Tuesday, 27 June 2017

Way-Losing - in Xiamen - 1st July


The 1st of July will bring us back on to the street and into the wilds of the city. This will be a very particular Way-Losing tour because the city of Xiamen in Southern China is undergoing a profound renovation ahead of the BRICS conference later this year. It is in a state of self-conscious preening. This tour, however, will take place on the completely other side Xiamen, in and around Jimei District on the mainland. For most of those who live on the island this will already make it a step into unfamiliar territory. That will not be enough, however, we will expect nothing short of complete disorientation!

Places on this tour are strictly limited so reservation is essential.

Wednesday, 24 May 2017

The Tour of All Tours Exhibition

The Bath Tour of All Tours, from 2014, will resurface shortly in the form of a piece of work in the exhibition Embodied Cartographies. It's been good to revisit the texts and to reassemble the performance within another medium. The exhibition is looking at artists' walking projects and it will include some live events too. 

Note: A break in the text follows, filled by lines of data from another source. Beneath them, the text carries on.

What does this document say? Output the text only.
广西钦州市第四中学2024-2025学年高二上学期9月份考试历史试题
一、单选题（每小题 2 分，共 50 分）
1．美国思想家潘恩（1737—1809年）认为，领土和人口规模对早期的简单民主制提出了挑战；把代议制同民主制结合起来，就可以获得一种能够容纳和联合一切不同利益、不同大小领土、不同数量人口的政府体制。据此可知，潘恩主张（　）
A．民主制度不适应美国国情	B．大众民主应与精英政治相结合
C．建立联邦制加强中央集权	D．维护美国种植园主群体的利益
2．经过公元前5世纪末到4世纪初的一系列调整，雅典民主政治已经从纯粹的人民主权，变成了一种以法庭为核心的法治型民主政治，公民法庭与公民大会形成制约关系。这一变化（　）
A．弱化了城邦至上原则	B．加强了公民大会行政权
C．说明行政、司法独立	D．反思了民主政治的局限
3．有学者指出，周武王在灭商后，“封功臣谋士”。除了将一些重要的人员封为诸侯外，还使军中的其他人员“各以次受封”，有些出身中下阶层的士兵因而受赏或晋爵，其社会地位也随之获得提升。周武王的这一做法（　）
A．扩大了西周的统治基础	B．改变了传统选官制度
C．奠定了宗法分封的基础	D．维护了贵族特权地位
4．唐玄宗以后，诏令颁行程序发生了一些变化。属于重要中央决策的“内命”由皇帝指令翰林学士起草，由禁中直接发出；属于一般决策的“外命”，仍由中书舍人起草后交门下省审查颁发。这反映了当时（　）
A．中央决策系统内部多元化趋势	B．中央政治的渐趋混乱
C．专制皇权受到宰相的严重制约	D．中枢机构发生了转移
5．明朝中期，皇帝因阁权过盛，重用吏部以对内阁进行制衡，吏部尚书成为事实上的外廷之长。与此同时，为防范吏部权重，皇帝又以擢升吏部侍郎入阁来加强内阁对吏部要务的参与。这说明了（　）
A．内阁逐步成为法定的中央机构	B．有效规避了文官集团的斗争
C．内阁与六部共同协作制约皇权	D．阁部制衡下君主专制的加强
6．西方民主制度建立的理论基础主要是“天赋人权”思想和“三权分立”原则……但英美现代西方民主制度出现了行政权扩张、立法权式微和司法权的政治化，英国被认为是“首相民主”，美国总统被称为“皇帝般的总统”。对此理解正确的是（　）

Venue: FaB at Walcot Chapel, Walcot Gate BA1 5UG
10am to 6pm Sat 27 May to Sat 10 June
10am to 3pm Sun 11 June

Wednesday, 3 May 2017

Videos of Tours

I was recently invited to contribute to a programme of talks and interventions in London organised by Something Other on the theme of migration. My perspective on this is an unusual one as I am a British artist living in exile, and not self-imposed exile as most assume, but genuine exile as I was not allowed to live with my wife in the UK under new visa rules. This was the basic angle, along with what I have found in China and the role of borders and artistic interventions I was asked to explore through three questions posed by curator Alessandra Cianetti (Performing Borders). 


Following an excellent suggestion of hers, I took the the streets, and malls, of Nanjing city centre. Using just my phone's video it was possible to get some pretty usable results. 


Walking around the same territory that I am currently staking out for my Adam Smith audio tour, it felt like a very natural format. What's more, nobody seemed to trouble me, since a person speaking into a phone is such a common sight it could be assumed to be a video call or a selfie session.


I've often struggled to find a way to record video of the tour type performances I have been making as they simply don't lend themselves to the camera. You really have to be there and to take in the multiplicity of the place. With this format, however, the commentary does at least return to sender stage and the intimacy that the phone provides allows some quite revealing moments too, like this daft one above. I think it is safe to say there are going to be more videos like this in the future: Watch This Space!